Ukrainian politician Inna Sovsun attends UC Berkeley event and discusses wartime higher education

Inna Sovsun, Member of Ukrainian Parliament and former First Deputy Minister of Education and Science, came to UC Berkeley on Thursday to discuss the state of higher education in Ukraine with John Douglass, senior fellow at the Center for Higher Education Studies.

Sovsun detailed the damage Russian forces have done to educational institutions since the invasion began in February. She noted that 2,739 places of learning have been damaged, of which 333 are completely destroyed.

As a result, many universities in the occupied territories have been relocated, with the majority reopening, according to Sovsun.

“People ask me, ‘Do you study?’ (and) ‘Are there any studies going on?’ In fact, there are. The majority of universities reopened for online classes at the end of March,” Sovsun said at the event. “It was weird, but somehow I could see the logic behind it because people needed a sense of normalcy.”

Despite this, Sovsun noted a “brain drain” problem due to many professors and students leaving the country or devoting their efforts to the war.

Sovsun said that during the event, many female teachers left the country, while many men joined because they are not allowed to leave. She added that this is a complex issue from a “feminist” perspective.

There is also the question of teachers who remained in the occupied territories and who may have cooperated with Russian forces, according to Sovsun. During the event, she said it was something that could come to light if the Russians withdrew from Kherson.

Sovsun noted that the “brain drain” also applies to students. She noted issues regarding students who are currently studying outside Ukraine without indicating whether they will return, at the meeting. Sovsun added that the European Union helps Ukrainian refugees with their education, but does not help those who remain.

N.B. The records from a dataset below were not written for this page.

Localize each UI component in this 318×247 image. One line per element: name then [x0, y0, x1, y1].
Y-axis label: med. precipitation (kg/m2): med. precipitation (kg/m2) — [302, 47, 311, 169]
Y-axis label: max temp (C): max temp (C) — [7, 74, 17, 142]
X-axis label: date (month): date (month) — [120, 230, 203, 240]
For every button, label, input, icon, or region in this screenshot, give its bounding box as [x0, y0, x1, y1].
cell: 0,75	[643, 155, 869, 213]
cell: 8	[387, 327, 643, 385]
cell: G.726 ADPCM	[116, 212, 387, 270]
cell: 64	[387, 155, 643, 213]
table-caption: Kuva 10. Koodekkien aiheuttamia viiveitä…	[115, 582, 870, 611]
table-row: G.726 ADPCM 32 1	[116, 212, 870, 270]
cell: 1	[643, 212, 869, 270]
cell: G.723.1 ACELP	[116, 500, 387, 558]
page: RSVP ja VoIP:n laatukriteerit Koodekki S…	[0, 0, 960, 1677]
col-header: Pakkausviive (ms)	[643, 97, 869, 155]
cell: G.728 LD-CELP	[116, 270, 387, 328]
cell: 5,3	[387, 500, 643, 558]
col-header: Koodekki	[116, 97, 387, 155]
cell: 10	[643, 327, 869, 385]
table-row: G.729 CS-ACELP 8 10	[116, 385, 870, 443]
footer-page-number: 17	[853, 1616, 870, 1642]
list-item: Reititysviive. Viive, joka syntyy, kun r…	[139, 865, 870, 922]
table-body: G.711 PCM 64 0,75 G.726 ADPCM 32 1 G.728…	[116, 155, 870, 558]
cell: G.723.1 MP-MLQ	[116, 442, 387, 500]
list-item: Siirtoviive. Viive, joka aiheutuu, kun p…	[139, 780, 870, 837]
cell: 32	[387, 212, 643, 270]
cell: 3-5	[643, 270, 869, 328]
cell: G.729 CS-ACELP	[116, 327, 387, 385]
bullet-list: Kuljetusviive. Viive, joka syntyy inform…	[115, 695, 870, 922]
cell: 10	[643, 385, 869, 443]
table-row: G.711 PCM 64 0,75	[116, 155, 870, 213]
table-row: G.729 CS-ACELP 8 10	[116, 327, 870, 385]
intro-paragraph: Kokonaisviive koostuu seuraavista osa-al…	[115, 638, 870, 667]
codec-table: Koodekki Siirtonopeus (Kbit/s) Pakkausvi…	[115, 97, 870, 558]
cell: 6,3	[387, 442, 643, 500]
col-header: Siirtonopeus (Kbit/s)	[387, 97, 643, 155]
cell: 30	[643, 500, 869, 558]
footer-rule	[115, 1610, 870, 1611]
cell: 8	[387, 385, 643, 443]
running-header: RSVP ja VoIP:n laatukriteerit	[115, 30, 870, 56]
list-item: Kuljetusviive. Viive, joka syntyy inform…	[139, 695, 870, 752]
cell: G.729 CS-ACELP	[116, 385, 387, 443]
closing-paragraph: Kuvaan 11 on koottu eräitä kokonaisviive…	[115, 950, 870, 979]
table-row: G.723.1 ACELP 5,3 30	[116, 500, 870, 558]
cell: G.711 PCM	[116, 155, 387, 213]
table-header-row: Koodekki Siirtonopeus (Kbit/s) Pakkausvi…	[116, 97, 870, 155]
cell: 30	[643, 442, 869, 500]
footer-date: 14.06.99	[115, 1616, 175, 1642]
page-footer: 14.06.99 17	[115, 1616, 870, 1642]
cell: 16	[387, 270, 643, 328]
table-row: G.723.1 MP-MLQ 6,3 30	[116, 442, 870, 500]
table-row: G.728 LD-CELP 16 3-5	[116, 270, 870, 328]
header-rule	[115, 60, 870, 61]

To address this, Sovsun suggested introducing more dual degree programs between Ukrainian and international universities.

Sovsun noted that it would also be useful to establish discussion platforms and conferences where Ukrainians and Americans can exchange ideas and collaboratively solve problems such as the reintegration of veterans.

Regarding cooperation between Russian and Ukrainian academic institutions, Sovsun said it is not open to this possibility at the moment.

She added that many do not realize how some in Russia have been influenced by a “hate virus”, adding that she has read many violent comments on social media.

“There should be some sort of collective responsibility, even though it may seem wrong,” Sovsun said at the event. “We bear collective responsibility. My son goes to the air raid shelter three times a day. Did he do anything to deserve this?

Despite its negative effects, the war could allow universities to rebuild and restructure, according to Sovsun.

Sovsun added that she is “rather critical” of Ukraine’s higher education system, with its alleged corruption issues and relics of Soviet influence.

“As terrible as this war is, there may in fact be an opening to promote more reforms within Ukrainian universities,” Sovsun said at the meeting. “I try to see positive opportunities here in terms of institutions that actually understand what their mission is.”